Appalachian gas production has yet to reach its peak, according to the analysis. “We still anticipate (long-term) growth of 16% in Appalachian gas production, with the Marcellus and Utica forecast to add 5 Bcf/d over the next two decades,” Rystad relates, adding that region’s overall contribution to the nation’s total will, however, remain flat at 36% with the Permian and Haynesville driving most of the incremental growth. “Nevertheless, Appalachia will continue to remain the dominant supplier given its significant inventory of remaining drilling locations.”
The Haynesville is projected to become the largest source of U.S. output growth, adding 10 Bcf/d between 2020 and 2035 (86% growth). The region is forecast to account for 21% of the country’s gas production in 2035, compared to 13% in 2020.
The Haynesville remains poised to see a production growth of 5 Bcf/d or more over the next five years based on a conservative level of drilling, Rystad Energy estimates. “A key factor in the Haynesville’s ability to sustain an advantage will be to maintain the relative ease with which operators can transport gas from wellheads to Gulf Coast markets,” Rystad offers.
Significant growth also is forecast in gas volumes from tight oil plays. Rystad says associated gas from the Permian will account for more than 5 Bcf/d of growth from 2021 to 2035, driven primarily by the Delaware Basin.
Global LNG Tightness
The global liquefied natural gas market will get tighter over the next decade and could even see annual supply deficits as a result of likely delays in the development of LNG projects in Mozambique due to the country’s worsening security situation, according to Rystad.
Mozambique was once poised to catapult into the upper ranks of global LNG producers by the middle of this decade, but Total’s recent force majeure declaration signals indefinite delays on its LNG complex onshore Mozambique. The violent insurgencies also threaten ExxonMobil’s yet-to-be sanctioned Rovuma LNG. Together, the two projects represent 28 million tons per annum (MMtpa) of LNG capacity.

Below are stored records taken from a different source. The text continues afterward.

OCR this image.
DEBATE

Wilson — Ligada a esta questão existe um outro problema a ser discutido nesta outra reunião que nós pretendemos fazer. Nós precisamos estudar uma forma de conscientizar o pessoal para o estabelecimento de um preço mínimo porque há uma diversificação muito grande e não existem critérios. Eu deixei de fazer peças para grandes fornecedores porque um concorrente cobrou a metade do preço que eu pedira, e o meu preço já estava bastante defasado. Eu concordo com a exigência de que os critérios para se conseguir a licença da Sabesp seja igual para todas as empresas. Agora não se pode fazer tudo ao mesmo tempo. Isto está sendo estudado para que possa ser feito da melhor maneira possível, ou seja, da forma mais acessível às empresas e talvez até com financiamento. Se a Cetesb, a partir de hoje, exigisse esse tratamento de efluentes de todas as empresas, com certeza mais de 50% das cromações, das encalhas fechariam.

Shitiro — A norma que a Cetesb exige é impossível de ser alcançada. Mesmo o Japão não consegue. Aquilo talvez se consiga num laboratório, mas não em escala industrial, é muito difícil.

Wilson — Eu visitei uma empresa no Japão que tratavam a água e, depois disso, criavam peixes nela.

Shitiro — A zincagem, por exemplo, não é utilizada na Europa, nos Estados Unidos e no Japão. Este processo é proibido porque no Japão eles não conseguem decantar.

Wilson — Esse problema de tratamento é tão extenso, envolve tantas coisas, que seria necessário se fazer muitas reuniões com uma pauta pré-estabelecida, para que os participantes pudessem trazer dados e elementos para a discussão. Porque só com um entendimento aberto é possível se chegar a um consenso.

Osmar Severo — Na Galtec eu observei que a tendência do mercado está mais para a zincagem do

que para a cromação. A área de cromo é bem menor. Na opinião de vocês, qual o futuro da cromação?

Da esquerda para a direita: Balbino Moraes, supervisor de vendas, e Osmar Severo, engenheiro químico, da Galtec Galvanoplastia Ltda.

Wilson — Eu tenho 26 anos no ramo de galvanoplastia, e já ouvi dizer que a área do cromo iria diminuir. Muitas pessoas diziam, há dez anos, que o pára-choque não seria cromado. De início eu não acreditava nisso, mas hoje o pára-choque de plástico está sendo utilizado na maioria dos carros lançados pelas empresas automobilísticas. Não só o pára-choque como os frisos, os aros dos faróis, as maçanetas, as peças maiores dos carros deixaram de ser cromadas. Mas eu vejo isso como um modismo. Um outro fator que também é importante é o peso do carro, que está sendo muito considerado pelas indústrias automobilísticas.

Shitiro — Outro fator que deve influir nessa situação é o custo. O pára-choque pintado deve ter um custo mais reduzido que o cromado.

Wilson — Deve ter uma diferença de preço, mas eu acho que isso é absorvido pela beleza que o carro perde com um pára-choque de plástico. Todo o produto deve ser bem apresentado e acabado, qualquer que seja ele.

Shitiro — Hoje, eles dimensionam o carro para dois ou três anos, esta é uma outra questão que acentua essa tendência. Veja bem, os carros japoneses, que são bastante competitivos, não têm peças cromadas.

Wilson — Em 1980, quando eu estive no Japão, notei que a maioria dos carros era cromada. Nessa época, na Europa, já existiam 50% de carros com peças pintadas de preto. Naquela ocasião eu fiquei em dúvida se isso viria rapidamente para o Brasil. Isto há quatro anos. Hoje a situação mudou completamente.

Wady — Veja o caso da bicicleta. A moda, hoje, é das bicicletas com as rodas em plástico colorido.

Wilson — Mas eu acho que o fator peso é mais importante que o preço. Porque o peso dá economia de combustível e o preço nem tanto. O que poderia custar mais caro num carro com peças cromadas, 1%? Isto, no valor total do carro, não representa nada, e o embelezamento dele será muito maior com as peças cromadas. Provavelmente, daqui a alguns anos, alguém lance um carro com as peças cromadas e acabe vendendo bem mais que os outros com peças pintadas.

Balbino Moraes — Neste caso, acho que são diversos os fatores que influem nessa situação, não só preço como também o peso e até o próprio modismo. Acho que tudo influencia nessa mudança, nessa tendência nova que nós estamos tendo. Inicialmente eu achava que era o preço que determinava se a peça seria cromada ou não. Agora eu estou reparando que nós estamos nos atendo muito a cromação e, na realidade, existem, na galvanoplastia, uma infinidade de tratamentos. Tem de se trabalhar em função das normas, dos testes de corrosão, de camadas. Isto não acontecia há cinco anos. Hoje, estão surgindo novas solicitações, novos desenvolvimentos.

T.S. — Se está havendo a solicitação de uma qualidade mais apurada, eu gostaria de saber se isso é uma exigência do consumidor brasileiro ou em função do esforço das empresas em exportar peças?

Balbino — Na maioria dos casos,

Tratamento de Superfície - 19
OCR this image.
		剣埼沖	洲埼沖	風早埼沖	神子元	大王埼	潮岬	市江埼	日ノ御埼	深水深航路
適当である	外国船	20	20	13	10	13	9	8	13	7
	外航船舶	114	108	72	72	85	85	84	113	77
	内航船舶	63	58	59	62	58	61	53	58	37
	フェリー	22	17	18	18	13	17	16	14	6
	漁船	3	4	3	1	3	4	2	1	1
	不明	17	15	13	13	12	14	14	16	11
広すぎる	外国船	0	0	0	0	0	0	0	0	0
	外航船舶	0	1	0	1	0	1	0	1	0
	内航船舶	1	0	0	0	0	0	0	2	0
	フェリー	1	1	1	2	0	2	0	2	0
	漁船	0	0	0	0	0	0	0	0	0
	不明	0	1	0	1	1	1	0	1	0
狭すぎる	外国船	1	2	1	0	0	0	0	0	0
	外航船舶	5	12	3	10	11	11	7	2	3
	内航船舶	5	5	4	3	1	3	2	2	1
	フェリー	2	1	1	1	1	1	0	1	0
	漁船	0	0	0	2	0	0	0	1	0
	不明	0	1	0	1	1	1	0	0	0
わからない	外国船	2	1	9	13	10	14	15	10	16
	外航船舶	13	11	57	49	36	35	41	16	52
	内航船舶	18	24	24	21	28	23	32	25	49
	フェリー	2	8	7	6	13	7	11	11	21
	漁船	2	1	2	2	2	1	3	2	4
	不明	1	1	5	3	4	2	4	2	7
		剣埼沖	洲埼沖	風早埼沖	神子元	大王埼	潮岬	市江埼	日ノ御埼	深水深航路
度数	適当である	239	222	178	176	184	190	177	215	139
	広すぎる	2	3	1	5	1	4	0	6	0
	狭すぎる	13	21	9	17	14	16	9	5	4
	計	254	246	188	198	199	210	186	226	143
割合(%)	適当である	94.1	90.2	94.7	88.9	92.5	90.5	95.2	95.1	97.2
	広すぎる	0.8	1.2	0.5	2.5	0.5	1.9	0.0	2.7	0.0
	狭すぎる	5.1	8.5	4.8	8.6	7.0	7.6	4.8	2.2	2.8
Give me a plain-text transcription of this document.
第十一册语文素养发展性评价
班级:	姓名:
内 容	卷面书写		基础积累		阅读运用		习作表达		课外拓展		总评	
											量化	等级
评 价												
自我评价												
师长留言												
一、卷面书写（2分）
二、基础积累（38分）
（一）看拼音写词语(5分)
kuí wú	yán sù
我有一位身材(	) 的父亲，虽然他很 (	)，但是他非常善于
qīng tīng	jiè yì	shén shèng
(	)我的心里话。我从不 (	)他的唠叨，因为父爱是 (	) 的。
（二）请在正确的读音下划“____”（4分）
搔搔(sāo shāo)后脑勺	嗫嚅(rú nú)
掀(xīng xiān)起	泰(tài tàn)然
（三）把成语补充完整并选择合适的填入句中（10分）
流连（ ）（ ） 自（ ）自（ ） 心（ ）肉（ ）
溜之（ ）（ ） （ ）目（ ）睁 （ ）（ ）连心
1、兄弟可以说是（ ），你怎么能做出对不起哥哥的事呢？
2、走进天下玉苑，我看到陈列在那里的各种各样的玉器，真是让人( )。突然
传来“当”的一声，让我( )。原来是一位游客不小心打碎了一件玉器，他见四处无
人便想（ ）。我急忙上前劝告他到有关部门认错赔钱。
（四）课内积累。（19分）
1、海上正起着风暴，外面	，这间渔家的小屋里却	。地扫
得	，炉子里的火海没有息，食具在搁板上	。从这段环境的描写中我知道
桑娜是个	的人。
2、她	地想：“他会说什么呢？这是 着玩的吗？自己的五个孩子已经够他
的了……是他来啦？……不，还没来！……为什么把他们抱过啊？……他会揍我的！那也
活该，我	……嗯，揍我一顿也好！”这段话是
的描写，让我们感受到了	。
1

The market could see up to 9 MMtpa of supply removed between 2026 and 2030, disrupting global balances. Rystad says it forecasts a tightening LNG market through 2024 as demand continues to grow. “With a strong pipeline of liquefaction projects under construction, we previously expected that a new wave of supplies coming into the market around 2025 would create a downward cycle in prices,” the analysis states. “However, the potential delay of the Mozambican projects means that now there is an increasing risk of a prolonged period of tightness midway through this decade.